# Transistor collector current less than base current

What happens if the collector-emitter current is less than the base-emitter current? Do I need to increase the base resistor to lower the base current or is it okay to keep the transitor operating in this state?

The background is that I did connect a LED with a 2KOhm resistor to the collector side (5V) and I am using a 1kOhm resistor at the base side (3.3V, Arduino). Originally I used a 220Ohm resistor for the LED, but I just needed to reduce the LED brightness.

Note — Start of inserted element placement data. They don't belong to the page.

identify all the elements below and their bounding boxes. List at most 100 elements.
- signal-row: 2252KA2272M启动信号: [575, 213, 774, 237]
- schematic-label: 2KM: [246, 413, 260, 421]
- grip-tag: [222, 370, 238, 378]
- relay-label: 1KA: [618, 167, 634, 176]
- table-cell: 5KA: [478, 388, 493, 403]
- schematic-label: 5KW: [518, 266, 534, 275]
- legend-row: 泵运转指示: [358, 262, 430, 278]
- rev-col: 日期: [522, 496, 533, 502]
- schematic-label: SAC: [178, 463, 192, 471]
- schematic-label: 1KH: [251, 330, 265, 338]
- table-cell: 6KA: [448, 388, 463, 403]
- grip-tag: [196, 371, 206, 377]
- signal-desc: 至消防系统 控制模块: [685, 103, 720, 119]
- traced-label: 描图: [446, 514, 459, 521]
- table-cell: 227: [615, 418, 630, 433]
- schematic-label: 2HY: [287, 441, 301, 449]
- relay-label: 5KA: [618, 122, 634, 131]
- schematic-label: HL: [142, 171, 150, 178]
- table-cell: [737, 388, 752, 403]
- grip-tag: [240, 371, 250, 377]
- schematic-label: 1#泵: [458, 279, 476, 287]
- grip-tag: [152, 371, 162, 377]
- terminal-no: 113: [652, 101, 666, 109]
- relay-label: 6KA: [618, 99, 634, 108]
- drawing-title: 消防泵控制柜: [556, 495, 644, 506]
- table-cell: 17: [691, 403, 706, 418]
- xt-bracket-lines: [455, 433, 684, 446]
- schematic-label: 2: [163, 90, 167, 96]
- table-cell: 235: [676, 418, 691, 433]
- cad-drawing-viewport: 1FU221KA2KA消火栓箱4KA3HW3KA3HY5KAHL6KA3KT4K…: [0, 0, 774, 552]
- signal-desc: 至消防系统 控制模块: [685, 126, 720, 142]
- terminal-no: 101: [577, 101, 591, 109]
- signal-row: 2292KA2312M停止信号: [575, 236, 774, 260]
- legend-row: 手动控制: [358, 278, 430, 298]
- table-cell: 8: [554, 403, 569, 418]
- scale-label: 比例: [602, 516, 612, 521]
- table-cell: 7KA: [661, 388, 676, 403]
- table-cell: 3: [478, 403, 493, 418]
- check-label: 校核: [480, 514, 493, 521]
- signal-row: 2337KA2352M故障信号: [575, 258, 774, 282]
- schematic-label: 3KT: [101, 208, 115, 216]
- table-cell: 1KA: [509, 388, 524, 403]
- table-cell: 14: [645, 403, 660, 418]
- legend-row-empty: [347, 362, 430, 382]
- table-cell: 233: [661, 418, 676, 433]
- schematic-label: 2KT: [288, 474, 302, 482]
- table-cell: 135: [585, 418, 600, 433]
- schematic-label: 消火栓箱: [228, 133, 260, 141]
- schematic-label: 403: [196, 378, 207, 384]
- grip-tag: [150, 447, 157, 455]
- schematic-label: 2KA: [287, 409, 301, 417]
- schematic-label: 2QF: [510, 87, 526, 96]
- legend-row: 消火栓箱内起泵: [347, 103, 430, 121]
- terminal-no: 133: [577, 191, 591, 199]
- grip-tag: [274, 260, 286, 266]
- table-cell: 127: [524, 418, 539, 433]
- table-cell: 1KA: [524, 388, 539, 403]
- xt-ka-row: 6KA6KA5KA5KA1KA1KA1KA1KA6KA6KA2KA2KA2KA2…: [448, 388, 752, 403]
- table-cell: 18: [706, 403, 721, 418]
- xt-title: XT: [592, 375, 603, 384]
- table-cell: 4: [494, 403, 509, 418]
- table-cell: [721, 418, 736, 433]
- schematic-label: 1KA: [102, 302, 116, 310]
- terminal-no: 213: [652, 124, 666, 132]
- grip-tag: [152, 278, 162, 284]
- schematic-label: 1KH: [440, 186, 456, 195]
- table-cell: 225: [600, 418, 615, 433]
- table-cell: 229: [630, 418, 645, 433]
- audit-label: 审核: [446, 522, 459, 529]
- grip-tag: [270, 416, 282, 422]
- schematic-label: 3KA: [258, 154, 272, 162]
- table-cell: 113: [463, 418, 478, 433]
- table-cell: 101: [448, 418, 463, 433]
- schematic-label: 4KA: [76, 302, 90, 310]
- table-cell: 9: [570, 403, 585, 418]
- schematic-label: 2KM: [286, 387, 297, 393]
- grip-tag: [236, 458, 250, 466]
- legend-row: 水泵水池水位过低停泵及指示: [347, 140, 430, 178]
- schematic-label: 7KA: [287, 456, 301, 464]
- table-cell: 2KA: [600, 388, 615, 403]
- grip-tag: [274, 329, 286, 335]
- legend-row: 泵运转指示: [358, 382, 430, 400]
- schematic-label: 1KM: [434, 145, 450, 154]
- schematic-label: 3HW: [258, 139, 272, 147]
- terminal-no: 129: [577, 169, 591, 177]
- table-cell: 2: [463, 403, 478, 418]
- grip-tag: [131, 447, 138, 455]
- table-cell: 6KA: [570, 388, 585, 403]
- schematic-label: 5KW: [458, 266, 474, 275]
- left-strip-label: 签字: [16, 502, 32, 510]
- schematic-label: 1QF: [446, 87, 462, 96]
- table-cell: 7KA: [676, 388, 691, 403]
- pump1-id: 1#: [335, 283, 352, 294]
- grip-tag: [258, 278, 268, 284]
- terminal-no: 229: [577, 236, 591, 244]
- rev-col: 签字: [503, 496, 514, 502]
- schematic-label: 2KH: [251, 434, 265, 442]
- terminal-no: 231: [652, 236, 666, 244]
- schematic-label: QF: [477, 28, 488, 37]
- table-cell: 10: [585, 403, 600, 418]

I am not sure if I actually need to increase the base resistor value, just to keep the base current always lower than the collector-emitter current.

• It isn't a good practice to force too much base current in comparison with collector current. Usually it does nothing like in simple driving Leds but sometimes...it causes an ugly spikes.
– user208862
Nov 20, 2021 at 2:36
• You should not forget that under saturation condtions the current into the base is NOT identical with the base-emitter current. The B-C junction is forward biased and a remarkable portion of the base current goes into the collector.
– LvW
Nov 20, 2021 at 8:34
• @LvW: I dont understand this. Do you mean the current flows in the opposite direction, from base to collector? Nov 21, 2021 at 2:02
• When both pn junctions are forward biased there are two currents going through the base node: Ib=Ibe+Ibc. Does it not sound logical? That is the reason Kevin White wrote: The collector current can even be zero: Ic=Ice - Ibc (opposite directions).